Гарри и Эйлин заглянули в несколько баров, потом, конечно, отправились в Регби-клуб, где Эйлин поговорила с Дугласом, который нравился ей и внушал доверие (хотя и старался всеми силами выставить себя в невыгодном свете). Оттуда они ушли вовремя, чтобы быть у церкви к началу хоровода. Лестер тоже был там; по виду его можно было заключить, что он успел побывать в драке, однако он это начисто отрицал, и ему с благородным негодованием в голосе вторили сопровождавшие его дружки. Эйлин не очень-то радовали эти городские приятели брата. Они только баламутят его, считала она, в их присутствии проявляются худшие его качества. Она предпочитала тех немногих приятелей, которые у него еще сохранялись в деревне со времени, когда он принимал участие в пробегах по горам: батраков на фермах или механиков из небольших гаражей, людей, которым сам Лестер - чего ей знать было не дано - отчаянно завидовал в дни "упадка", вот как сейчас. Потому что, хотя сами они никогда бы этому не поверили, люди эти находились в лучшем положении, чем он, - во всяком случае, в настоящее время. А в редкие минуты, когда Лестер задумывался, он отчетливо видел, что так оно будет и впредь. И что еще важнее, они жили в сельской местности, которую Лестер хорошо знал и искренне любил. Не в пример Дугласу и Гарри он был настоящим деревенским мальчишкой; он и браконьерствовал, и охотился, разбивал палатки, запруживал речки, ставил капканы на зайцев, лазил по скалам - ему нигде не бывало так хорошо, как в деревне, и поистине велика должна была быть сила столичного яда, которого он столь жадно насасывался, если миражи, за которыми он так бесталанно гонялся, смогли отрезать его от подлинных, изведанных радостей и успехов. Настроение у него, однако, было не такое уж мрачное, как с облегчением обнаружила Эйлин; он сообщил ей, что познакомился с "отличными парнями" - "денежные ребята, знаешь, типа фермеров "из благородных". Они прикатили в Тэрстон из Мидлендса с целой сворой гончих и, поболтав с ним, пригласили поохотиться завтра с утра.

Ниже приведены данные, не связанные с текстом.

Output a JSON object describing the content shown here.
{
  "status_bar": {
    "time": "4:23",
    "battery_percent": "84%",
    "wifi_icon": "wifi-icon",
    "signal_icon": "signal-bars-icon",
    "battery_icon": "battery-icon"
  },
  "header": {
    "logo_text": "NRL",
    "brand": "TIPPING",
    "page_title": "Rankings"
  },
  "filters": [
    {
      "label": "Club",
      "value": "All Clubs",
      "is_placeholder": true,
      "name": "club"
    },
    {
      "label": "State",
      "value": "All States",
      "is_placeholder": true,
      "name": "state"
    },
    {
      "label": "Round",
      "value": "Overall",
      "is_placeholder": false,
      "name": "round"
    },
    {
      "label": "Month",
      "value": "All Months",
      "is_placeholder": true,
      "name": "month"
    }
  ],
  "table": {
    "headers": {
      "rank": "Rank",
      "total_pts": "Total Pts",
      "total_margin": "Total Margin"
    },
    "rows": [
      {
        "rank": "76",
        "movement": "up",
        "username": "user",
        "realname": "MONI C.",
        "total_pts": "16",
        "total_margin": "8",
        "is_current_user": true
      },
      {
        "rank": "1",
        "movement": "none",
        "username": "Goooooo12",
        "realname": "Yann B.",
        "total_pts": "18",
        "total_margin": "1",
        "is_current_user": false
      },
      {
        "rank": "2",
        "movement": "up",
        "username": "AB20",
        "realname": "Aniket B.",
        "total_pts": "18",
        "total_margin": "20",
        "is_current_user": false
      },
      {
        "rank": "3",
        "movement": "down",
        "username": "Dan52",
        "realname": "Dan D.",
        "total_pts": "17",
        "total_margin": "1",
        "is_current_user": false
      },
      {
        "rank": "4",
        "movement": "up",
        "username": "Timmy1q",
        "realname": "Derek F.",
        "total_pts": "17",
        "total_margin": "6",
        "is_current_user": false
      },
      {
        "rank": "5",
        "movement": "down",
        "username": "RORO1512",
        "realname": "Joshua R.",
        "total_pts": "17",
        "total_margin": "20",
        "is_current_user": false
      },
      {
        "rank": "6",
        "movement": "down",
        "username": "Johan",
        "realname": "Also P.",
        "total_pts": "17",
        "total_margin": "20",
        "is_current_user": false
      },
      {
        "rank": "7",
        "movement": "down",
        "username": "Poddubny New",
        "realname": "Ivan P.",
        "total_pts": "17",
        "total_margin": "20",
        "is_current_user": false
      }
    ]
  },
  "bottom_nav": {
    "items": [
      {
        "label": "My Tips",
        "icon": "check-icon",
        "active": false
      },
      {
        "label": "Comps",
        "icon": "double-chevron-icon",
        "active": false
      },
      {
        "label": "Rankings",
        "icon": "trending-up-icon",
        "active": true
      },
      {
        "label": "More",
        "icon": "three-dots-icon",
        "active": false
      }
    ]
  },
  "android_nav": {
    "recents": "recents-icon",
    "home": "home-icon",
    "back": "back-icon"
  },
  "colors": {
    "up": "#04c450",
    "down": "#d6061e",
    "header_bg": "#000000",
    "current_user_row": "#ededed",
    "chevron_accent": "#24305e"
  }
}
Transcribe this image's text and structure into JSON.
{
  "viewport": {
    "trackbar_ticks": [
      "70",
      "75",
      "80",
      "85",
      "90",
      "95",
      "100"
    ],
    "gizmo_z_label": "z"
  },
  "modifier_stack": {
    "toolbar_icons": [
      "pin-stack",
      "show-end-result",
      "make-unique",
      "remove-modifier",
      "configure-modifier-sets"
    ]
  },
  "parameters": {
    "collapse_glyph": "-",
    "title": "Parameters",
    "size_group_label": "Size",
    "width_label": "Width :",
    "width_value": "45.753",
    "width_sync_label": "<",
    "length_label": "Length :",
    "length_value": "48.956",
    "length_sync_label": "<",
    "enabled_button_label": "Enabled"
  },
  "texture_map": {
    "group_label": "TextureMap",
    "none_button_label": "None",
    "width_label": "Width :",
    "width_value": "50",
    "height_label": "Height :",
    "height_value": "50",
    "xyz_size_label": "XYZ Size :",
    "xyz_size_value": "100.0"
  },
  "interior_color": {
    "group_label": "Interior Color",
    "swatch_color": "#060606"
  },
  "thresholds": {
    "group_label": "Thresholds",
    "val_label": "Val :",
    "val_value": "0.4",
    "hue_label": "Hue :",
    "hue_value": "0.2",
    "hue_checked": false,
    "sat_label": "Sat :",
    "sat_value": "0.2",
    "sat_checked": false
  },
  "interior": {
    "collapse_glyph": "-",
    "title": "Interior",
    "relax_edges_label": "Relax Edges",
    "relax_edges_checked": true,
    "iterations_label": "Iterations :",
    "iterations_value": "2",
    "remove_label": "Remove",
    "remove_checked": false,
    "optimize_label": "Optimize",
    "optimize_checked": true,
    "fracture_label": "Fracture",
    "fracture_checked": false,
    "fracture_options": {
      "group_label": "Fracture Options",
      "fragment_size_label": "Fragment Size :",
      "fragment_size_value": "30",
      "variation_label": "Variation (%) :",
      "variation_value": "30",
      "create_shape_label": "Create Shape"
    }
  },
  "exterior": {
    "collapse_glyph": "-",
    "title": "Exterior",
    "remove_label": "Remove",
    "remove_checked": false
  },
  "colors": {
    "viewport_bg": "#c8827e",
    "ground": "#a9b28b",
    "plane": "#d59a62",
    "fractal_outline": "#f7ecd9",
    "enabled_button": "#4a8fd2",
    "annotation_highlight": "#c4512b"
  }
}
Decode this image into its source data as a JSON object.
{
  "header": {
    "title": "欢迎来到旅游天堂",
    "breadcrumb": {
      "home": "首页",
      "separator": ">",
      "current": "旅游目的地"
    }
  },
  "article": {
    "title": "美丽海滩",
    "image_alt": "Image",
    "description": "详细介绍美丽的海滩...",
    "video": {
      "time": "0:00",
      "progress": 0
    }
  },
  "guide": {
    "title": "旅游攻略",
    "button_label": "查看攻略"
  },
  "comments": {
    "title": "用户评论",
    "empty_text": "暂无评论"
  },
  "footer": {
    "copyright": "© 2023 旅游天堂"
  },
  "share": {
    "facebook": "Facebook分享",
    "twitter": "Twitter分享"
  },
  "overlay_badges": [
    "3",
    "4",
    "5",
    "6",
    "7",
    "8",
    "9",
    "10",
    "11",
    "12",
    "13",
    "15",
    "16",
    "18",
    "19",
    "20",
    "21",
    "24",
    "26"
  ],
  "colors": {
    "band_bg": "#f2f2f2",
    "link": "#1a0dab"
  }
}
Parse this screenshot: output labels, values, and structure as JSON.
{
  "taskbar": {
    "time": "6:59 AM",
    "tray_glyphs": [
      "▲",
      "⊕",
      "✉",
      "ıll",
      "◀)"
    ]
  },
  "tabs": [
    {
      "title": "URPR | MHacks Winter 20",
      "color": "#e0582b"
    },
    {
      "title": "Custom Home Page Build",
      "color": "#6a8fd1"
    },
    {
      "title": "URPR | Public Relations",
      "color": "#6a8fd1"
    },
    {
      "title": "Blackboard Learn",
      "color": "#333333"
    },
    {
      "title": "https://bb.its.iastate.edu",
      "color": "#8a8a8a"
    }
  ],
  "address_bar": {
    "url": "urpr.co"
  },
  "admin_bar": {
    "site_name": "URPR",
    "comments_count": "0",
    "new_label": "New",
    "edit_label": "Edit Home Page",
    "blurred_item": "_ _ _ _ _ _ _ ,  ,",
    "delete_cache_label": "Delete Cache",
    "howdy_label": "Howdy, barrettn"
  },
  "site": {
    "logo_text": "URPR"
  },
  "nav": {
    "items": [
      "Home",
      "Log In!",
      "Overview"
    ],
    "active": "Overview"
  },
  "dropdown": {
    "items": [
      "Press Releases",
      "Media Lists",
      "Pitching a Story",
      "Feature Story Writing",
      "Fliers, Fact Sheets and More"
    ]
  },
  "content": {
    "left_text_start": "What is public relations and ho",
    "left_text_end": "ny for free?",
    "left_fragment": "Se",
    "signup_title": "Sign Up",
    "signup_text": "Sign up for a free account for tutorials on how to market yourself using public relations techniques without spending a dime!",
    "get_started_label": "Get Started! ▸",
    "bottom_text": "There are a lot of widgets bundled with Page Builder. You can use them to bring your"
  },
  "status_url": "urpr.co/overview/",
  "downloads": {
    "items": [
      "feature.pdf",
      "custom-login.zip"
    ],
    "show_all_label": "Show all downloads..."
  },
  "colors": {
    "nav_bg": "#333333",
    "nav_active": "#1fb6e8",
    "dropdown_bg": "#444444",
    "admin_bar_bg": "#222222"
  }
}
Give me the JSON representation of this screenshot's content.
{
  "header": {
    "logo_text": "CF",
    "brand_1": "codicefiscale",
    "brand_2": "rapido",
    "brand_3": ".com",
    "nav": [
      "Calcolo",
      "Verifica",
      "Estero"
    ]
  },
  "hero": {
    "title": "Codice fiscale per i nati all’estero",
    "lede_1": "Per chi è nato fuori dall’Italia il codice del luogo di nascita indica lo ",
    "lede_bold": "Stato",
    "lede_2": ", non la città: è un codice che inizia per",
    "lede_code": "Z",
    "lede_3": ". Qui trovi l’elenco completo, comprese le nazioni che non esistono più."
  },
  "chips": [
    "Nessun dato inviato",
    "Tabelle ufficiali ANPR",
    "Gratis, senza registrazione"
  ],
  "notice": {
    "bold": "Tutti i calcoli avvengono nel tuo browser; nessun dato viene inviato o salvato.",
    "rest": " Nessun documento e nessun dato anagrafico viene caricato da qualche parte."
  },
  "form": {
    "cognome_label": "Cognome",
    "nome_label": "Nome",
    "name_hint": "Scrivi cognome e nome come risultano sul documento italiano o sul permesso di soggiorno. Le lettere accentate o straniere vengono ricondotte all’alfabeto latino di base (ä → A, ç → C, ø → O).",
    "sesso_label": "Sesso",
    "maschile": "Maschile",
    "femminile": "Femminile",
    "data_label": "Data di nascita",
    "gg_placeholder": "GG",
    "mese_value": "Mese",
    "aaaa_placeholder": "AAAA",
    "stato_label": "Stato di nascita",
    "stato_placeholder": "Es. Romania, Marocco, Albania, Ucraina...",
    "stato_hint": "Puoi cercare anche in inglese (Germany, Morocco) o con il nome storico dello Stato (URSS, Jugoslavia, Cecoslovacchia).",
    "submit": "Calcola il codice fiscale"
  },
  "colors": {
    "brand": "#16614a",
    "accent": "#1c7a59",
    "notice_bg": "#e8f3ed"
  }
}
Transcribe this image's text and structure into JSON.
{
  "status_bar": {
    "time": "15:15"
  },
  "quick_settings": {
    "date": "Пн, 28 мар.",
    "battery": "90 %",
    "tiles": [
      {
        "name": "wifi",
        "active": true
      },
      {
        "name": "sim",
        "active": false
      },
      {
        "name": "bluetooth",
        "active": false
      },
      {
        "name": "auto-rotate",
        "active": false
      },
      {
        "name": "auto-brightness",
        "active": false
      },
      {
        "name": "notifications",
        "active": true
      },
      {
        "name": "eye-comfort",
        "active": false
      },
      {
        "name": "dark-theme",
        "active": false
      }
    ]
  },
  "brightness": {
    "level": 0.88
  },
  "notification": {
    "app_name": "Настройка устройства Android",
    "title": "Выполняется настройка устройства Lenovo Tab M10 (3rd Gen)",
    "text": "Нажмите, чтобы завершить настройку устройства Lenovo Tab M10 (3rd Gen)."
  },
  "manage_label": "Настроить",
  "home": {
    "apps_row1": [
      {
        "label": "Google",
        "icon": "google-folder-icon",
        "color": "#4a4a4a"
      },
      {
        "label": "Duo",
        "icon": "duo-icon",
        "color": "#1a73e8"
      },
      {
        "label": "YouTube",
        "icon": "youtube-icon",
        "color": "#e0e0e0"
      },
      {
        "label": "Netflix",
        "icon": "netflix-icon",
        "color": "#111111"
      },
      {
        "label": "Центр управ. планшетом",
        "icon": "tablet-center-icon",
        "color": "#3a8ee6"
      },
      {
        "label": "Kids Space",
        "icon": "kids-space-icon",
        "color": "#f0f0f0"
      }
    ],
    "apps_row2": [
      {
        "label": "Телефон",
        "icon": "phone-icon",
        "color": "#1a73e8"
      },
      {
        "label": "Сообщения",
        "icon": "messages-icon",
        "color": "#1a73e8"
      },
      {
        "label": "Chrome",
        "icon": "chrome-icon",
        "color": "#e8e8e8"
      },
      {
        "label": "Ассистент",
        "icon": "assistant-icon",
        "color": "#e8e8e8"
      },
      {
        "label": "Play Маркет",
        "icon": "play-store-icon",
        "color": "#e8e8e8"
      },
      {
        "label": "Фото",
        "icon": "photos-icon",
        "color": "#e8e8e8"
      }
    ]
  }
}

- Счастье решило снова повернуться ко мне лицом, - заявил он.

Она чмокнула его в щеку и от всей души пожелала удачи в новом году. Затем отыскала своего отца Джорджа, находившегося уже в сильном подпитии, и мать под ручку со своим новым возлюбленным. Гарри расхаживал по площади, энергично пожимая руки знакомым. Затем он повез ее к Бетти - куда обычно отправлялся в первую очередь, сразу же после традиционного хоровода на церковной площади, - и Эйлин очень порадовалась возможности немного передохнуть. Только они вошли, как ворвался Джозеф в сопровождении двух-трех приятелей и нескольких незнакомцев; они опустошили блюдо с бутербродами, хорошо выпили, перевернули дом вверх дном в поисках открывалки и отправились дальше по городу, согласно намеченному плану. Эйлин и Бетти немного посудачили.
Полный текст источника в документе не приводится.